Nova realidade, nova legalidade

A tentação de dar um rosto a um inimigo invisível é muito grande e podem pagar justos por pecadores

Carlos Fuentes - escritor mexicano


Foi o século mais curto, disse memoravelmente o historiador Eric Hobsbawm. De Sarajevo a Sarajevo. De 1914 a 1994. Mas se é certo que o longuíssimo século XIX estendeu-se da Revolução Francesa à Primeira Guerra Mundial, o brevíssimo século XX, que começou com ``os canhões de agosto´´ de 1914, título de um grande livro de Barbara Tuchman, na realidade terminou com a queda do muro de Berlim em 1989, fronteira final da guerra fria.
Equilíbrio do terror, esferas de influência, maniqueísmo ideológico, mundo bipolar dominado pela rivalidade das duas superpotências, os Estados Unidos da América e a União Soviética. Que distante, que nostálgico nos parece hoje esse universo de equilíbrio nuclear, à luz dos terríveis acontecimentos de 11 de setembro de 2001. Falou-se da passagem a um mundo multipolar, estranha cabeça de hidra na qual, além da Rússia e dos Estados Unidos, a Comunidade Européia, América Latina, África e Ásia seriam novos centros de poder. A realidade foi outra: do mundo bipolar passamos ao mundo unipolar, dominado, desde Washington, por uma única grande potência.
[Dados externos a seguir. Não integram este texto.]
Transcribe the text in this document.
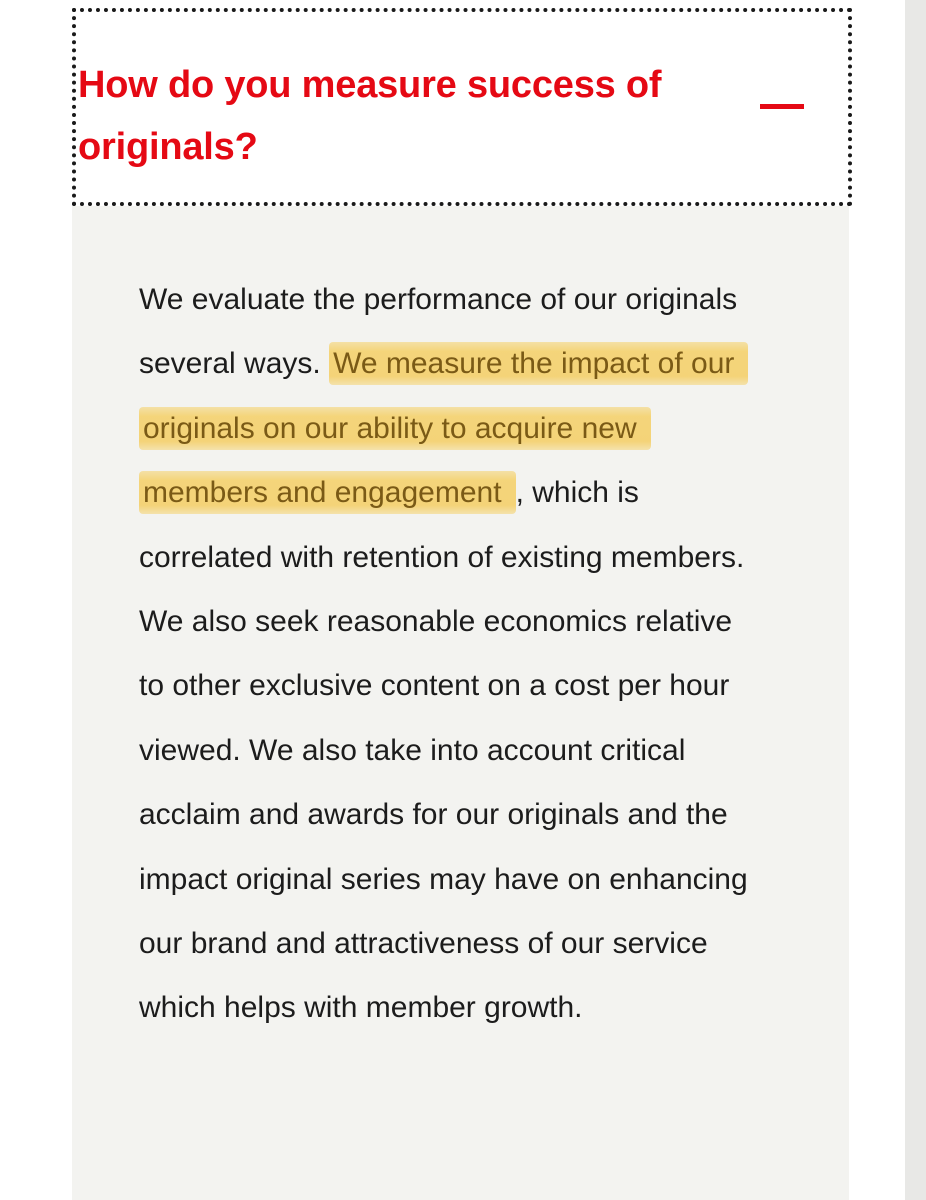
How do you measure success of originals?

We evaluate the performance of our originals several ways. We measure the impact of our originals on our ability to acquire new members and engagement , which is correlated with retention of existing members. We also seek reasonable economics relative to other exclusive content on a cost per hour viewed. We also take into account critical acclaim and awards for our originals and the impact original series may have on enhancing our brand and attractiveness of our service which helps with member growth.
Em lugar da cabeça da hidra, o olhar da Medusa, capaz de converter em pedra qualquer nação que a desafie.
Falou-se da vitória do globalidade, baseada em um mercado mundial de prosperidade crescente e valores económicos, políticos e culturais identificados com a democracia, dotada de valores resistentes à uniformização, e de culturas como forças visíveis que dariam voz às agendas adiadas por meio século de guerra fria. Mas não se previu suficientemente que a globalidade em si mesma não daria os seus frutos sem o predomínio do direito e que uma globalidade sem regras conduziria a desequilíbrios perigosos e a injustiças perpetuadas.
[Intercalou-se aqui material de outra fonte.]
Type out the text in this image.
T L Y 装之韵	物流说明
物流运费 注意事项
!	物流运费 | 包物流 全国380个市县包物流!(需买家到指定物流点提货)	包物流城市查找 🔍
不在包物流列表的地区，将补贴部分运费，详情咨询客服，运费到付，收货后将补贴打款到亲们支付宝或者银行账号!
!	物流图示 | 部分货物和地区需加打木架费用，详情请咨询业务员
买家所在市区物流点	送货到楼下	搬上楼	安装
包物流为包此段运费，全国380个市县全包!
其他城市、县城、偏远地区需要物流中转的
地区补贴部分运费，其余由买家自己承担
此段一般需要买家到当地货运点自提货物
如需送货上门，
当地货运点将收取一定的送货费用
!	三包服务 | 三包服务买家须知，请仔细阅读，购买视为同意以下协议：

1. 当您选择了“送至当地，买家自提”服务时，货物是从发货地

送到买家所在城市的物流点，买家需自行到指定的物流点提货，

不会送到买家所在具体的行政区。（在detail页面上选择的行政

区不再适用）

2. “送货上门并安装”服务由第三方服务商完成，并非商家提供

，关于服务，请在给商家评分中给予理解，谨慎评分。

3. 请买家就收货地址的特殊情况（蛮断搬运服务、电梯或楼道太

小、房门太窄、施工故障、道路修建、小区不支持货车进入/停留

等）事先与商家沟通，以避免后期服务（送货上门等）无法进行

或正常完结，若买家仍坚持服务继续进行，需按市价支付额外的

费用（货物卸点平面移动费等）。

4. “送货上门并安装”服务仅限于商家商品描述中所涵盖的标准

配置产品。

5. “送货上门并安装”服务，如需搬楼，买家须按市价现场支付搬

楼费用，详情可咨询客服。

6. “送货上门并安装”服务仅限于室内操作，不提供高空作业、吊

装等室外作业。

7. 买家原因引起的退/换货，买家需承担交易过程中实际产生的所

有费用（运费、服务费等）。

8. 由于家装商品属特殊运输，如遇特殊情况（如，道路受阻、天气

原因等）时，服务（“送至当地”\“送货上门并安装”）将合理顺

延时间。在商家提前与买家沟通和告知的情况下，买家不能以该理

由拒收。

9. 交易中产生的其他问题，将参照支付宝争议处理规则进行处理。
Em 1999, o presidente Bill Clinton lembrou à Assembléia Geral da ONU que mais de um bilhão de seres humanos vivem com menos de um dólar diário e que a cada ano 40 milhões de homens, mulheres e crianças morrem de fome em nosso mundo feliz. Vinte por cento da população mundial consome 90% do produto mundial. Os números da injustiça são muitos, todos os conhecem, mas quando não se responde à injustiça com indiferença, se responde com esforços humanitários louváveis mas insuficientes.
Mas assim como a globalidade demonstrou as suas carências, o localismo não demorou em nos ensinar as suas: regressões a obscuras certezas, fatalismos aberrantes, fobias latentes, nacionalismos agressivos, fundamentalismos religiosos, limpeza étnica, tribalismo intolerante.
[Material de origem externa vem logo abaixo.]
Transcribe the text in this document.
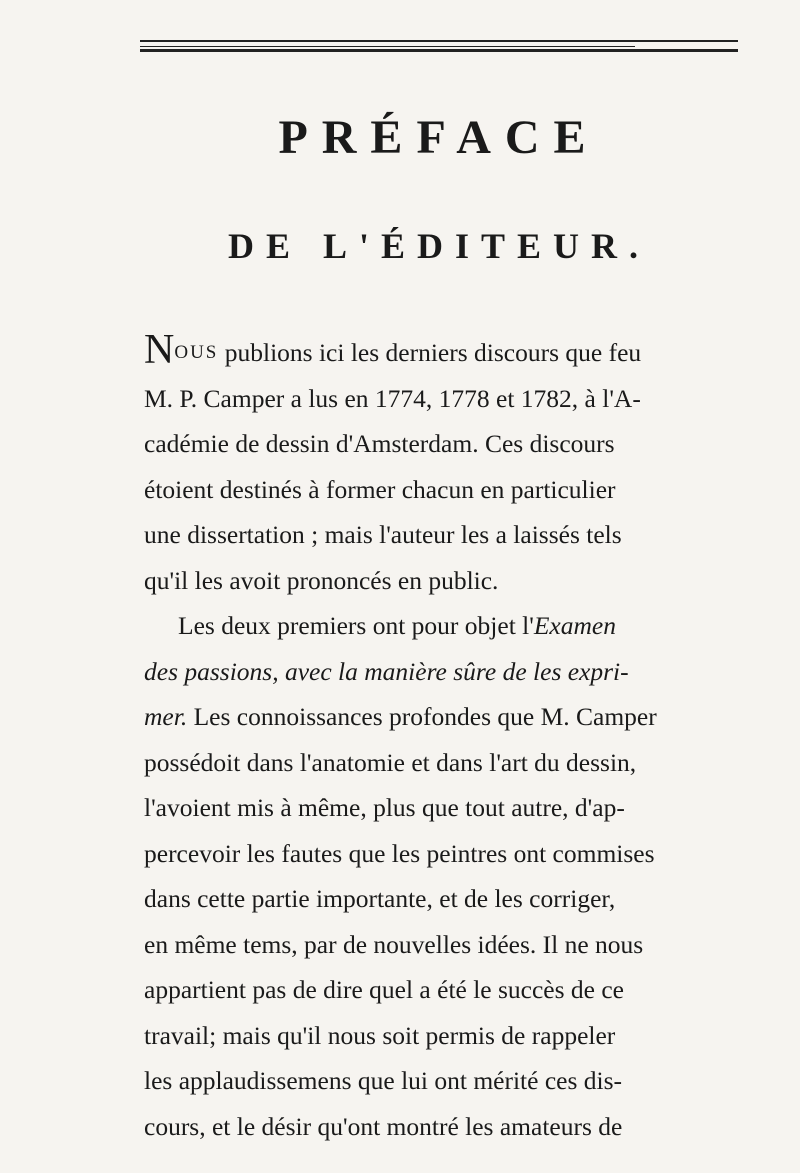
PRÉFACE
DE L'ÉDITEUR.
N OUS publions ici les derniers discours que feu
M. P. Camper a lus en 1774, 1778 et 1782, à l'A-
cadémie de dessin d'Amsterdam. Ces discours
étoient destinés à former chacun en particulier
une dissertation ; mais l'auteur les a laissés tels
qu'il les avoit prononcés en public.
Les deux premiers ont pour objet l' Examen
des passions, avec la manière sûre de les expri-
mer. Les connoissances profondes que M. Camper
possédoit dans l'anatomie et dans l'art du dessin,
l'avoient mis à même, plus que tout autre, d'ap-
percevoir les fautes que les peintres ont commises
dans cette partie importante, et de les corriger,
en même tems, par de nouvelles idées. Il ne nous
appartient pas de dire quel a été le succès de ce
travail; mais qu'il nous soit permis de rappeler
les applaudissemens que lui ont mérité ces dis-
cours, et le désir qu'ont montré les amateurs de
São estes os mundos que chocaram tragicamente sob as metrópoles norte-americanas em 11 de setembro: os vícios da globalização irrestrita dominada por uma única potência e os vícios da localização irrestrita dominada por tribalismos intolerantes. Em Nova York e Washington aconteceu que a potência maior demonstrou sua impotência e a impotência maior demonstrou a sua potência.
Pode ser formulada uma lista de agravos que soma os sofrimentos impostos a sociedades inteiras pela política imperial dos Estados Unidos na América Central, Vietnã e o Oriente Médio, e aos seus próprios povos pelos governos repressivos da China, Rússia, Iraque, Irã, Argentina ou Chile. Pode ser lembrada a cegueira no limite da oligofrenia dos governos norte-americanos que alimentaram com leite as víboras que logo responderam-lhes com veneno.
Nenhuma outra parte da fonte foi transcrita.